Counseling Notes: On Consent

Counseling Notes are a series of short posts that are often taken from Twitter threads that I’ve done on various topics. The goal of Counseling Notes is to take the short snippets (tweets) I make about Soul Care issues and compile them into one place.

1. Consent is ALWAYS ambiguous when there is a power dynamic between two parties. Can a secretary, out of their own volition, choose to sleep w/ their boss? Yes. But the role power plays in such a relationship is never clear enough for such an action not to be an abuse of power.

2. Same principle applies to churches, pastors and congregants. A person who has authority & power over another can never know for sure whether or not their power is a mechanism that forces a form of superficial consent through pressure. Therefore, an authority figure pursuing a sexual relationship with a subordinate always requires skating the line of consent/force and the ambiguity is impossible to fully escape.

3. Let me try & spell this out with a skittle more clarity: A person with power over another can never know for sure what role their power plays in a sexual relationship. This cannot be clearly known because it is instinctive for a person to submit to whatever power & authority structure is established over them. To pursue a sexual relationship with someone you have power over is to exercise a willingness to rape them.

4. This is why it is universally recognized, even among the world, that affairs between a boss & employee is an abuse of power and said boss must be fired from their position of authority. This is why a pastor who has an affair with a congregant is disqualified from ministry.

5. What if person under them is fine with it? Doesn’t that verify the motive? No, It does not. Power dynamics create a relational instinct where people naturally move in respect to said power structure. You don’t have to tell a kid to obey a teacher or employee to obey a boss. Obeying authority is an instinctive response from those under said authority.

6. This is crucial to understanding abuse dynamics across the entire spectrum.
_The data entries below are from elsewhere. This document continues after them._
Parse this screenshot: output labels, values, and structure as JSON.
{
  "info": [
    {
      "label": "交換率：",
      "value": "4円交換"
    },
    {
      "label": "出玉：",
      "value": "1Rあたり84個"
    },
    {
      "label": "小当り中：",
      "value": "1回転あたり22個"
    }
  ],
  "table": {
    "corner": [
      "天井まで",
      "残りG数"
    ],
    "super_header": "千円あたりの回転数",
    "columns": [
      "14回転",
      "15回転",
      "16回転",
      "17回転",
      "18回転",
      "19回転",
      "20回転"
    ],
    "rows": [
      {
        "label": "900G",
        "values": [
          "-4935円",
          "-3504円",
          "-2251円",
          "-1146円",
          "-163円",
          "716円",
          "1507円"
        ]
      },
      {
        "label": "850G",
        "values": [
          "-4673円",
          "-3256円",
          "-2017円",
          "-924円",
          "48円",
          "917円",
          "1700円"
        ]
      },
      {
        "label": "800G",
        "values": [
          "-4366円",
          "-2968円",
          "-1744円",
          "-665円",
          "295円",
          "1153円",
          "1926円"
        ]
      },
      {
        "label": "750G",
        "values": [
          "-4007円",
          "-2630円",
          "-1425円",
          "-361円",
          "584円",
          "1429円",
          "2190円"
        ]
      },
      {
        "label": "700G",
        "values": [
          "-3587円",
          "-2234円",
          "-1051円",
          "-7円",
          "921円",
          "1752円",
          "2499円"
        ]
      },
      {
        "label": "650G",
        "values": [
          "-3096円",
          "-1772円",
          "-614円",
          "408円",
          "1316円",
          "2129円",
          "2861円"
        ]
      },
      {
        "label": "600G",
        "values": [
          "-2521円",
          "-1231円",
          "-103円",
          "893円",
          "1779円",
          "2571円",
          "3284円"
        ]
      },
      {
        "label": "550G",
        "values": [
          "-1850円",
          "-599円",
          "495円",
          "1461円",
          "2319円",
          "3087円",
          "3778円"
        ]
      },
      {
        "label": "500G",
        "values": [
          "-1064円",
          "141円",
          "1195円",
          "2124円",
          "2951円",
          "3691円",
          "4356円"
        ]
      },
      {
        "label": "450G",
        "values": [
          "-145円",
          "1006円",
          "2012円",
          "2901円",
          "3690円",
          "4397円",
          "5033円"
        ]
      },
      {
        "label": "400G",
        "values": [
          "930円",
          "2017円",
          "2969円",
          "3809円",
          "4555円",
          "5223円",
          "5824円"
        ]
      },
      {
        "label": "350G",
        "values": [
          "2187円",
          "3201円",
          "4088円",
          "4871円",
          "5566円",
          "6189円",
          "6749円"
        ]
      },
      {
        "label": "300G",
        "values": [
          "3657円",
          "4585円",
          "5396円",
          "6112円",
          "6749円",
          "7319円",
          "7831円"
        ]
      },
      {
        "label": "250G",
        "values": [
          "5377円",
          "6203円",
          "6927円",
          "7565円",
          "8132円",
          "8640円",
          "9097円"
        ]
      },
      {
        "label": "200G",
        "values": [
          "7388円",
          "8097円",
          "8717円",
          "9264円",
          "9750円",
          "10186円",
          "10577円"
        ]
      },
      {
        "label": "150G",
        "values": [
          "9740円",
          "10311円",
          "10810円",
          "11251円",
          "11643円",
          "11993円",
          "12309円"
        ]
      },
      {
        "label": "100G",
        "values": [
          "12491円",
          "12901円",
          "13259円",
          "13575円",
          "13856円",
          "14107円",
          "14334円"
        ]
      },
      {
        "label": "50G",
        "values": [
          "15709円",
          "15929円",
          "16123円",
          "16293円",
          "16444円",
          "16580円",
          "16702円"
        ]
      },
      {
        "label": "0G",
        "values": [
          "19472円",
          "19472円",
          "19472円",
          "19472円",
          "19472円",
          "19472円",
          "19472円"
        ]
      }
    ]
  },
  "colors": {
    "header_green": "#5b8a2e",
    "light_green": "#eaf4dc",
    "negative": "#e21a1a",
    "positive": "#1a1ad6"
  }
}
For example, a person wrought with guilt over being assaulted by a parent as a child must understand the perversion of power & assault of innocence that occurred; their submission to authority was natural; the authority figure using that submission for evil is not.

7. Per example above, the point is this: Humans are naturally inclined towards honoring authority & with that, authority always requires a form of sacred stewardship regarding its power. The person with authority over another must guard the sacredness of authority; never abuse it.

8. Therefore, regardless of whether or not someone under authority agrees to give themselves to a person w/ authority over them; it’s the duty of the one with authority to guide the relational dynamic away from ambiguity & steward the relational authority in such a way that it avoids over-stepping at all cost.